COMESA CC Approval of the BIH and Carlsberg Beer Merger

Anthea Paelo

In April 2017, the COMESA Competition Commission (CCC) conditionally approved a large merger between Brasseries Internationales Holdings (BIH) Ltd and Carlsberg Malawi Ltd (Carlsberg). BIH is the holding company of Castel Group, a French beverages company. The second party to the merger, Carlsberg, is a beverages manufacturer participating solely in the Malawian market in Africa. The merger spans four countries: Ethiopia, Malawi, Madagascar and the Democratic Republic of Congo. The conditions to the merger included a commitment to not engage in information exchange or anticompetitive behaviour; that retrenchment be withheld for a period of 24 months; that the company continue to build the capacity of its employees; and that contracts with local input suppliers not be terminated for a period of 12 months.

The merger occurs in the context of a highly concentrated sector in which a small number of firms have significant market power in particular geographical locations. SABMiller, for instance, has a 90% market share in South Africa. It also maintains a dominant position as a beer producer in at least 15 African countries with representation in an additional 21 countries through a strategic alliance with the Castel Group (excluding South Africa and Namibia). Similarly, East African Breweries has 90% market share in Kenya. The already highly concentrated market was further consolidated in 2016 when SABMiller, the second largest beer producer in the world, was acquired by Anheuser-Busch InBev, the largest producer in the world.

Concentrated sectors are prone to anticompetitive conduct and are often characterised by abuse of dominance, price fixing, collusion and allocation of markets with negative effects on consumers.1 This anti-competitive conduct is clearly illustrated in the African beer market. For instance, the beer industry in Africa is characterised by a number of geographical or territorial allocation agreements, as detailed in an earlier CCRED Quarterly Review article, many of which include Castel and SABMiller. The Competition Commission of Mauritius (CCM) has in fact already fined a subsidiary of one of the parties to the new merger for participating in a regional cartel. Stag Beverages Ltd, a subsidiary of Castel, and Phoenix Beverages were penalised MUR27 million (approximately USD800 000) for a market arrangement in which the parties agreed to share the beer markets in Mauritius and Madagascar. Additionally, the dominant beer firms appear to view allocation of markets across countries as a key strategy considering the lack of transnational competition law, and given significant scale economies in beer production.2

In view of the nature of this market and the history of anti-competitive conduct, the CCC’s recent decision to approve the merger between BIH and Carlsberg is surprising. This is especially true since, in its ruling, the Commission noted that the merger raised competition concerns particularly with regards to potential coordinated effects between SABMiller and Castel which owns 38% of the SABMiller African business. The Commission also observed that the market appeared to be allocated wherein Carlsberg beer produced in Malawi was not exported to neighbouring countries and SABMiller products were similarly not exported into Malawi from neighbouring countries.
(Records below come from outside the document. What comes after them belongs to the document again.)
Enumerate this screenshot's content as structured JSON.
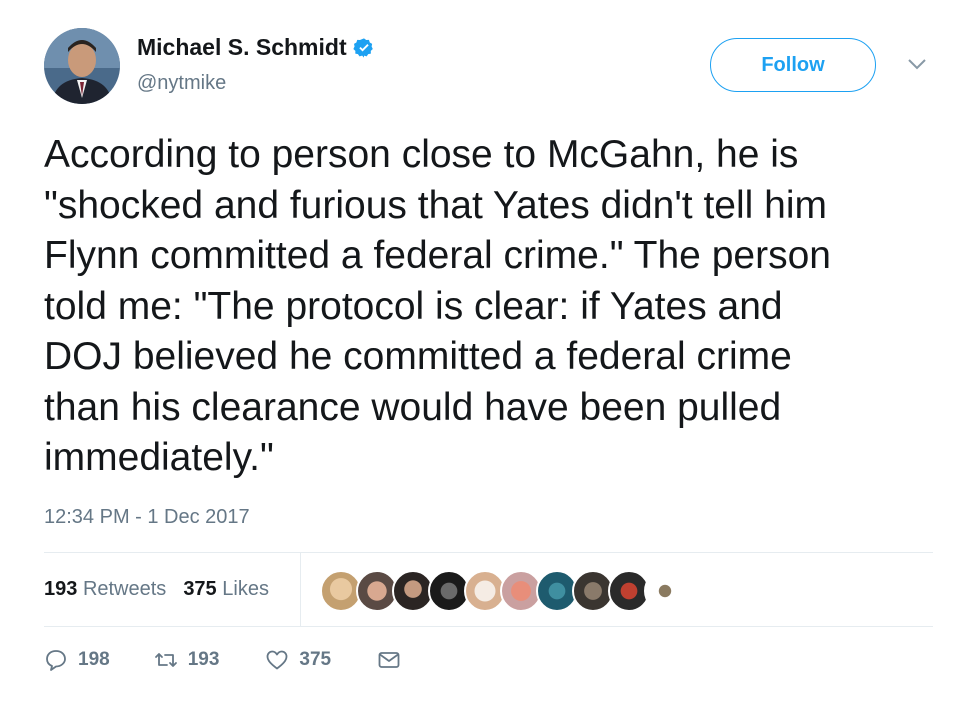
{
  "author": {
    "display_name": "Michael S. Schmidt",
    "handle": "@nytmike"
  },
  "follow_label": "Follow",
  "tweet": {
    "text": "According to person close to McGahn, he is\n\"shocked and furious that Yates didn't tell him\nFlynn committed a federal crime.\" The person\ntold me: \"The protocol is clear: if Yates and\nDOJ believed he committed a federal crime\nthan his clearance would have been pulled\nimmediately.\"",
    "timestamp": "12:34 PM - 1 Dec 2017"
  },
  "stats": {
    "retweets_count": "193",
    "retweets_label": "Retweets",
    "likes_count": "375",
    "likes_label": "Likes"
  },
  "actions": {
    "reply_count": "198",
    "retweet_count": "193",
    "like_count": "375"
  },
  "colors": {
    "accent": "#1da1f2",
    "muted": "#657786",
    "text": "#14171a",
    "divider": "#e6ecf0"
  }
}
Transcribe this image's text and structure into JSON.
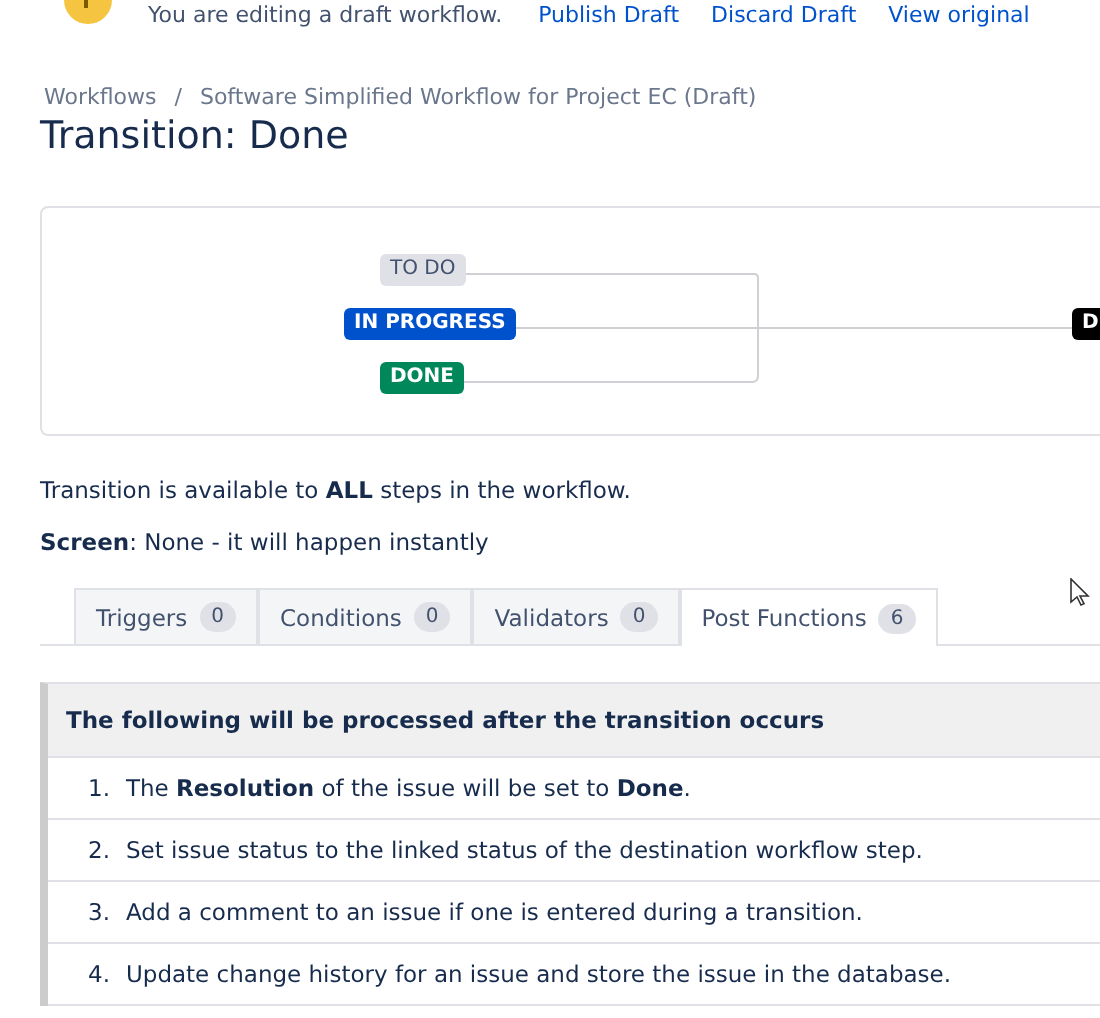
{
  "banner": {
    "message": "You are editing a draft workflow.",
    "links": [
      "Publish Draft",
      "Discard Draft",
      "View original"
    ]
  },
  "breadcrumbs": [
    "Workflows",
    "Software Simplified Workflow for Project EC (Draft)"
  ],
  "breadcrumb_separator": "/",
  "title": "Transition: Done",
  "diagram": {
    "sources": [
      {
        "label": "TO DO",
        "kind": "todo"
      },
      {
        "label": "IN PROGRESS",
        "kind": "inprogress"
      },
      {
        "label": "DONE",
        "kind": "done"
      }
    ],
    "target": {
      "label": "D"
    }
  },
  "availability": "Transition is available to **ALL** steps in the workflow.",
  "screen": "**Screen**: None - it will happen instantly",
  "tabs": [
    {
      "label": "Triggers",
      "count": "0",
      "selected": false
    },
    {
      "label": "Conditions",
      "count": "0",
      "selected": false
    },
    {
      "label": "Validators",
      "count": "0",
      "selected": false
    },
    {
      "label": "Post Functions",
      "count": "6",
      "selected": true
    }
  ],
  "panel": {
    "heading": "The following will be processed after the transition occurs",
    "items": [
      {
        "number": "1.",
        "text": "The **Resolution** of the issue will be set to **Done**."
      },
      {
        "number": "2.",
        "text": "Set issue status to the linked status of the destination workflow step."
      },
      {
        "number": "3.",
        "text": "Add a comment to an issue if one is entered during a transition."
      },
      {
        "number": "4.",
        "text": "Update change history for an issue and store the issue in the database."
      }
    ]
  }
}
A further critique of the decision is the manner in which the merger was assessed. The CCC does not appear to fully consider the implications of the merger at a regional level despite its mandate as a regional competition body. By assessing the merger through a narrow country-market scope, the CCC ignored the fact that these companies could be potential competitors through selling in each other’s territories and that implementation of the merger would serve to remove a potential rival within the Malawian market and neighbouring countries. The decision is even more unexpected when considering that the CCC had recently announced its intention to pursue more restrictive business practice cases including cartels that operate across the region.

The potential for anti-competitive conduct and the resulting negative effect on consumers suggest that the merger should either have been prohibited or at least approved with stronger conditions. The conditions to commit to allowing free trade across countries and to not participate in information exchange seem to be insufficient to deter anti-competitive conduct in the sector. A more practical condition might have been to compel Castel to dispose of its 38% share in SABMiller’s African business to an independent beer producer. It remains to be seen if the current conditions placed on the merged entity will allow for increased rivalry and competition in the beer market in Malawi.

  1. Bernheim, B. D. & Whinston, M. D. (1990). Multimarket contact and collusive behaviour. The Rand Journal of Economics, 1-26 and Roberts, S. (2012). ‘National Dominant Firms, Competition Law and Implications for Economic Development in Southern-Africa: case study of energy, beer and food’. Instituto de Estudos Sociais e Económicos Conference, Conference Paper 17.
  2. Jenny, F. ‘Transnational market sharing and coordination of national competition authorities law enforcement’. Presented at 3rd Annual Competition Commission, Competition Tribunal and Mandela Institute Conference on Competition Law, Economics and Policy, Pretoria, South Africa, 3-4 September 2009.